Joseph Pantginis: Helpful detail. And then just a quick follow-up question. So look, things are late stage. They’re progressing, right, very quickly. Can you talk about your manufacturing needs for Versamune and the pipeline in the near term and then heading beyond potential early commercialization?

Frank Bedu-Addo: Yes, Joe, I can talk a little bit about that. So as you know, we have a pretty straightforward manufacturing process. So in terms of scale-up and commercialization, some scale-up has been done already by the commercialization. Commercial process is already established. And so what we anticipate doing is one in parallel with the Phase III doing the traditional CMC activities, which involve validation of those processes. There may be some additional scale-up required. But since the process is now fixed and established, we would look at the validation process. We need to do a number of those validation budgets heading into the BLA filing. So those are really the major CMC activities remaining for the program. But in terms of manufacturing itself, the processes are completed and established. So pretty straightforward path to the BLA filing as pertains to the manufacturing specifically.

Operator: We have reached the end of the question-and-answer session. I would like to turn the floor back to Frank Bedu-Addo for closing remarks.

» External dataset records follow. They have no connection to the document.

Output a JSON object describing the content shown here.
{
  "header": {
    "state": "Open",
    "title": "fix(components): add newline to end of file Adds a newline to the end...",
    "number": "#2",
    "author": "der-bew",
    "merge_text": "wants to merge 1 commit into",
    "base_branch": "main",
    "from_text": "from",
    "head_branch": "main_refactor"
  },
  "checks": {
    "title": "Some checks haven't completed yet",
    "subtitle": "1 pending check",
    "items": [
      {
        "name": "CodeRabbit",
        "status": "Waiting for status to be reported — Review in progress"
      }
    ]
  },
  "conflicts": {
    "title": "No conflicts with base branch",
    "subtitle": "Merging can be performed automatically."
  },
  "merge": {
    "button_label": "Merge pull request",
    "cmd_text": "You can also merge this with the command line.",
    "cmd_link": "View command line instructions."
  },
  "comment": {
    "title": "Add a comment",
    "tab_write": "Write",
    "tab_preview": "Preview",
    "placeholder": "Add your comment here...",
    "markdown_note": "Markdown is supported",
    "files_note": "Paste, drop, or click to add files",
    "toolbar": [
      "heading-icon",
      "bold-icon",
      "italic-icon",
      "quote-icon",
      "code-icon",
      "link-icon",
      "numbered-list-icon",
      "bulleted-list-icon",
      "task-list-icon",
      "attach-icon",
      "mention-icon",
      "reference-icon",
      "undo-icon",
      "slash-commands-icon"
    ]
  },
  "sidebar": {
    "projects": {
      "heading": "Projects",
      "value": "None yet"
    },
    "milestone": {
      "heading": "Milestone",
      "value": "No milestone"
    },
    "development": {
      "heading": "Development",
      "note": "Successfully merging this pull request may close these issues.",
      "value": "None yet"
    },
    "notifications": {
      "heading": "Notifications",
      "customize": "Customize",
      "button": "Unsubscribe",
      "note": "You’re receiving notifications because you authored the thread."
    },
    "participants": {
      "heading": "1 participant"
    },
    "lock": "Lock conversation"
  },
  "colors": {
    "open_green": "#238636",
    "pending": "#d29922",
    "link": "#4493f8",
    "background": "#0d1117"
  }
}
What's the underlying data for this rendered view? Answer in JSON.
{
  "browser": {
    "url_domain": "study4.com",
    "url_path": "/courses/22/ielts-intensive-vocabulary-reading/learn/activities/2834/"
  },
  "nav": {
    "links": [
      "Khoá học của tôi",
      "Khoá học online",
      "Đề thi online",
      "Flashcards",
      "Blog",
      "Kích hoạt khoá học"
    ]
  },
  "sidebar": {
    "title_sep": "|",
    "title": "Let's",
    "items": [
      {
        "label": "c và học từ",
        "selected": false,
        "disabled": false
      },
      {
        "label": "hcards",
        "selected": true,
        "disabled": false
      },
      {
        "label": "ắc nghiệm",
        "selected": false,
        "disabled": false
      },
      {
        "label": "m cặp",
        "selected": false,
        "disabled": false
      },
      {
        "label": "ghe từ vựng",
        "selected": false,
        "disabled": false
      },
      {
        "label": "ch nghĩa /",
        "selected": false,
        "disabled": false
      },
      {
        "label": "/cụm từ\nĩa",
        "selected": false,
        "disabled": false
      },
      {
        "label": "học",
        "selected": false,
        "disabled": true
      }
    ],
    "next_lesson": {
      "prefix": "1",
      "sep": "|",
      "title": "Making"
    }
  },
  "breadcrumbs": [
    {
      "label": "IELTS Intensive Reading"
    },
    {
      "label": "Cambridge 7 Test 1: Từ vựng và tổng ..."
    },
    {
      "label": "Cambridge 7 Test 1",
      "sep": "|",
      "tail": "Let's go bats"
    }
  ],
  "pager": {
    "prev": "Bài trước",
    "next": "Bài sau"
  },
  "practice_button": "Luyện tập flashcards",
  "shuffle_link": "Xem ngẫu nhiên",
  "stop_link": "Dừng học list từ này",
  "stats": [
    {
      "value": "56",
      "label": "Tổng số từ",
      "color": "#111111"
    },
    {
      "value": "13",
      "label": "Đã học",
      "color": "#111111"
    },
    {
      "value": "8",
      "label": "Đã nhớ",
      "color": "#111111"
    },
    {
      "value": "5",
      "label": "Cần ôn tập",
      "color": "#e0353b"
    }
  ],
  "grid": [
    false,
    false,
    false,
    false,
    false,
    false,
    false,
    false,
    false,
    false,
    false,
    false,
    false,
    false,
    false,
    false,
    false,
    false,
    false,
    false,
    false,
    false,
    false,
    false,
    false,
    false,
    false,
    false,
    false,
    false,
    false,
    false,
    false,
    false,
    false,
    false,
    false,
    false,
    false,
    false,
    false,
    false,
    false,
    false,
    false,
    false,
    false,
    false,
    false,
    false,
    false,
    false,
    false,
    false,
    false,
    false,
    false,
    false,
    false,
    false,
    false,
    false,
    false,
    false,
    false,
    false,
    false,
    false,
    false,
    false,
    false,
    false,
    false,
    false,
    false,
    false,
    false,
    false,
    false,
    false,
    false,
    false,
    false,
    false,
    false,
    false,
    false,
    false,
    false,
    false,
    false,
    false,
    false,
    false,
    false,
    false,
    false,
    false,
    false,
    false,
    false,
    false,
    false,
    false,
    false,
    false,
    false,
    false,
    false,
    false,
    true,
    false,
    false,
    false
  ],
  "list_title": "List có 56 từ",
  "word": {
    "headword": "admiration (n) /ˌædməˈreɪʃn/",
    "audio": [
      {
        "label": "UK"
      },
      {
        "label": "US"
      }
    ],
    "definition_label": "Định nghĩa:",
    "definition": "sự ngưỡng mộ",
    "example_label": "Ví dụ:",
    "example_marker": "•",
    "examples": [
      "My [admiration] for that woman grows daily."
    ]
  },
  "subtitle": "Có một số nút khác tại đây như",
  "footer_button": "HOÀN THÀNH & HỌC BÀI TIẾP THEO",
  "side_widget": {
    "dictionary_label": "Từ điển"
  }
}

Frank Bedu-Addo: Thank you, operator. Combined with early data from our PDS01ADC program and expanded patent protection extending into the 2040s for PDS0101, we believe we have meaningful opportunities ahead as we continue to execute against our priorities for 2026. We look forward to updating you on our progress, and thank you very much again. Have a great day.

Operator: Thank you. This concludes today’s conference, and you may disconnect your lines at this time. We thank you for your participation.